Obama voted for the Webb-Hagel-Lautenberg-Warner GI Bill which revises the GI Bill to increase college aid to GI's who have served at least three years. Bush and McCain think college aid should be restricted only to GI's who serve many extra tours. Otherwise, they feel, GI's might simply leave the armed forces and go to college, rather than staying the course. (McCain opposed the bill, but did not show up for the vote. It passed 75-22.)
I think it's interesting that John McCain went to the United States Naval Academy at Annapolis, for free, before he ever served anywhere. So isn't it a bit rich for him to deny servicemen the same benefit after serving that he, as the son of a four-star Admiral of the Navy, got up front?
Should college benefits only be available to the elite members of the service academies, and not to ordinary servicemen?

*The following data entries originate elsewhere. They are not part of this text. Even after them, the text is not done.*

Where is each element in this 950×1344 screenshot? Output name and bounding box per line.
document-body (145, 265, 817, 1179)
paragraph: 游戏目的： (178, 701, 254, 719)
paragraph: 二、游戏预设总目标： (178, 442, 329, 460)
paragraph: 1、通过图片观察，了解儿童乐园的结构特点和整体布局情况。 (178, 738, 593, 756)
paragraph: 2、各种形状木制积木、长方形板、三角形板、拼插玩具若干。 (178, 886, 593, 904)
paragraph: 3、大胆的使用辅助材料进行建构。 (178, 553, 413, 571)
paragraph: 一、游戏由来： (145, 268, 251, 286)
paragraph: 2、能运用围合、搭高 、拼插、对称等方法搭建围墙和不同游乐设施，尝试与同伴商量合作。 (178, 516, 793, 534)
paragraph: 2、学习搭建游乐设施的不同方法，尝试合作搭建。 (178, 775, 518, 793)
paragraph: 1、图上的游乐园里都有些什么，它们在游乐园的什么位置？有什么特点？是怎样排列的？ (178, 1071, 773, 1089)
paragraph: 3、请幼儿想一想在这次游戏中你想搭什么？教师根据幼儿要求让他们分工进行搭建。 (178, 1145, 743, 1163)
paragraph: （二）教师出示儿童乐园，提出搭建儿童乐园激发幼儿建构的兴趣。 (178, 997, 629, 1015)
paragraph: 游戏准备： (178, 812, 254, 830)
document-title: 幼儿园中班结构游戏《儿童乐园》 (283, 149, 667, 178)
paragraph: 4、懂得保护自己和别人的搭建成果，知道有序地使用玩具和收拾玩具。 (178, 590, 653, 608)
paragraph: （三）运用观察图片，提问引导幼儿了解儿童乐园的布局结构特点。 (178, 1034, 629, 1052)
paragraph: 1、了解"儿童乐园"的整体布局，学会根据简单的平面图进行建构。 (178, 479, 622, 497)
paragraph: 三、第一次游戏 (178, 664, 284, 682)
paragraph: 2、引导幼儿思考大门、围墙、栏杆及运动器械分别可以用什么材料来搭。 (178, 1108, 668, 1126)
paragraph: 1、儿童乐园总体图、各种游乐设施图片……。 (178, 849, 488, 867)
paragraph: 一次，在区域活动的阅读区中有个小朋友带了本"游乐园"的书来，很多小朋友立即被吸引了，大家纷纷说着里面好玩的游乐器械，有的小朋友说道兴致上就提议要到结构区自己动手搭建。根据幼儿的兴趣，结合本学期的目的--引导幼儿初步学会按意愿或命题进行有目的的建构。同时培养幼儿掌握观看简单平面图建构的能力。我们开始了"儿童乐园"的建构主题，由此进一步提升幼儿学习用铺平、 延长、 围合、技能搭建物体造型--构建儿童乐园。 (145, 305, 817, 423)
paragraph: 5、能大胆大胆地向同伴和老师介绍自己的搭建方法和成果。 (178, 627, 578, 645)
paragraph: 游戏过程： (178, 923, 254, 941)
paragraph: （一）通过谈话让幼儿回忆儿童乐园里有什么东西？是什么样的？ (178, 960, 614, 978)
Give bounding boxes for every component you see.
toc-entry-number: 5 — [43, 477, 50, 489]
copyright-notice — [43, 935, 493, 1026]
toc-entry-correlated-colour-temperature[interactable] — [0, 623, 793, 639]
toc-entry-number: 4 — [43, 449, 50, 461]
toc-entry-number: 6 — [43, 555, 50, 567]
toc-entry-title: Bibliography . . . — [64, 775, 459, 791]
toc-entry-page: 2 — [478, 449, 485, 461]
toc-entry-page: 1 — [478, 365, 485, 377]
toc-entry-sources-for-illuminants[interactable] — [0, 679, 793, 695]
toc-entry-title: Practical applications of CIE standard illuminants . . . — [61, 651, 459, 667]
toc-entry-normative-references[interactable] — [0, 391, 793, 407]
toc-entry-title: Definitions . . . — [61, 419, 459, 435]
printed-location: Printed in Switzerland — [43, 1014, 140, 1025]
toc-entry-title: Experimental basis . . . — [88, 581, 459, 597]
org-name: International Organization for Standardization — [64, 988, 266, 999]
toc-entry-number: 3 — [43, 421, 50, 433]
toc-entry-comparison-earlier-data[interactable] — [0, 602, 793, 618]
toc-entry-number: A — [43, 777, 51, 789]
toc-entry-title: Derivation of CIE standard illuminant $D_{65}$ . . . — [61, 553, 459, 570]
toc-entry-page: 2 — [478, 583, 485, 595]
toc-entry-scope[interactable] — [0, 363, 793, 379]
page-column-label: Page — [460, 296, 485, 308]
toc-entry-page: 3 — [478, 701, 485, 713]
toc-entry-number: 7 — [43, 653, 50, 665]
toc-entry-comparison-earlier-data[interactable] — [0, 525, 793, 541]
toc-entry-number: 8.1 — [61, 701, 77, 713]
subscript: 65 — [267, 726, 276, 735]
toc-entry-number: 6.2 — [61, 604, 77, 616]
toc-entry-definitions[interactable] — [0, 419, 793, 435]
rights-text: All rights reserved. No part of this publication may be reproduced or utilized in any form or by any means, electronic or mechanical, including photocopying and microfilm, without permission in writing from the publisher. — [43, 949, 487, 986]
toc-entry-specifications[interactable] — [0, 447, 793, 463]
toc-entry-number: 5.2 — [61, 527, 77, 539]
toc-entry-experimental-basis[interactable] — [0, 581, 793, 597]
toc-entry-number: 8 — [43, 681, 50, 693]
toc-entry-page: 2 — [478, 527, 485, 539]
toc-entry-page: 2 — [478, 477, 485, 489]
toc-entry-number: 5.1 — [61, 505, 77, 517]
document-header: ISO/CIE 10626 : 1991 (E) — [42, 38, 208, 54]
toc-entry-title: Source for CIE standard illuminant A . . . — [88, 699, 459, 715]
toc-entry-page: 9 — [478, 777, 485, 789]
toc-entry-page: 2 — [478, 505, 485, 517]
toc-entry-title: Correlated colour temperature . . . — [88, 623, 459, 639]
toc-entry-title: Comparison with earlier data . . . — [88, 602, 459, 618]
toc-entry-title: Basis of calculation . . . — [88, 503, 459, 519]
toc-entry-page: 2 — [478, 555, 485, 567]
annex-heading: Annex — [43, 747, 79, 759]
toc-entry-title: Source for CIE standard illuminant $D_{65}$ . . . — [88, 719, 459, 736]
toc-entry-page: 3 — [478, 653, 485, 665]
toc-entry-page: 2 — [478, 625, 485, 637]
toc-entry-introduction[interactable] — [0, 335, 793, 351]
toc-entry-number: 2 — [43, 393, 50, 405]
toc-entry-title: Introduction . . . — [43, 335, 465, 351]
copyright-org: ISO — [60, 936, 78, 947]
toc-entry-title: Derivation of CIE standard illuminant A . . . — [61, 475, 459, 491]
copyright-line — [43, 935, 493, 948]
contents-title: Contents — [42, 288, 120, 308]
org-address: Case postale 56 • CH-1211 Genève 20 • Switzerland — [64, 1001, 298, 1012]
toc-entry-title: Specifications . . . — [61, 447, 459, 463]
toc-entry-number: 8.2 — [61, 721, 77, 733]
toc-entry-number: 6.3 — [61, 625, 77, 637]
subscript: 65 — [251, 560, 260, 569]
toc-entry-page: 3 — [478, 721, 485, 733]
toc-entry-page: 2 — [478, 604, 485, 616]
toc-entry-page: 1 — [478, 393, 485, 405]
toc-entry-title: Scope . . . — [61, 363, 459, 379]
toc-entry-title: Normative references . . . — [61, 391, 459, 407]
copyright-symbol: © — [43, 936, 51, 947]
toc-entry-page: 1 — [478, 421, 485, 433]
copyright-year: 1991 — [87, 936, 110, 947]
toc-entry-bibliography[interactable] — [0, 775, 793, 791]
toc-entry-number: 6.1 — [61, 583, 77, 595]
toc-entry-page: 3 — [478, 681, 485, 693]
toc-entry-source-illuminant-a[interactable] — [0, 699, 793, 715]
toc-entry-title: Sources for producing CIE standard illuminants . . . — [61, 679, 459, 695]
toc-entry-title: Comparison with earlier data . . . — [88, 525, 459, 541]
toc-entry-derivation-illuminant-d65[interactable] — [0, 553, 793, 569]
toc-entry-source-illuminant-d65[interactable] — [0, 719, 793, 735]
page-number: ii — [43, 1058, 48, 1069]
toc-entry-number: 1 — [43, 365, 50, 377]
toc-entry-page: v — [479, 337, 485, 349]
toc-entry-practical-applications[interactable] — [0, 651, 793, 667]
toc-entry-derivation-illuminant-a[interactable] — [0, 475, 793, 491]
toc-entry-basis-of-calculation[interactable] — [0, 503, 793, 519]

Or to put it another way: what kind of elitist is John McCain that he thinks that people like him should get a free ride, but ordinary enlisted men shouldn't?
Should Barack Obama make this a talking point?
Sen. Webb's bill essentially restores the GI Bill benefits that helped so many people (including my father) in the past; as college tuition has risen, those benefits have been worth less and less. Sen. Obama has supported Sen. Webb's bill out of decency and respect for the soldiers and sailors and airmen who are risking their lives for us. Sen. McCain has never met a veteran's benefit he didn't think should be cut.
But Sen. McCain's position is not just Republican hypocrisy. It's elitism. It comes from a failure to remember that he, himself, got his education for free. Students at service academies like Annapolis (McCain's alma mater) and top ROTC recruits get a totally free ride through college; many also get free graduate school and law school in exchange for a guarantee of years of service. That guarantee can be shorter than the length of time McCain's version of the GI Bill would require of ordinary soldiers before they're entitled to any education benefit.
If you go to West Point, for example, you are required to serve as an Army officer for five years. In exchange you get four years of free college. Under McCain's bill, you have to serve six years to get full educational benefits.
Annapolis isn't easy to get into. You have to be a superb student, or very well connected. We know McCain wasn't a superb student; he ranked 894 in his class of 899. But he couldn't have been better connected.
No one doubts that McCain served his country with great honor during the Vietnam War, or that he deserves all the benefits he got both before and after that service. But he should not seek to deny those benefits to other veterans.
Officers and enlisted men and women both serve, both risk their lives. Both should be entitled to a great education, not just elites who can get themselves into a service academy. It is really the least we can do for people who put themselves in harm's way for us.
I'm thrilled that Sen. Obama isn't taking any guff from McCain on the grounds that he's never served in the military, therefore he's not entitled to say anything about it. (I don't remember Ronald Reagan's war service being particularly impressive, except in his own mind, and we all know about Shrub's going AWOL.) And, as Brian Beutler points out ("McCain Sells Out Vets"), McCain is so anti-veteran that you really shouldn't have to do more than point to his record.
But should we, and Sen. Obama, make an issue of McCain's elitism, in addition to his hypocrisy, disrespect and sheer mean-spiritedness?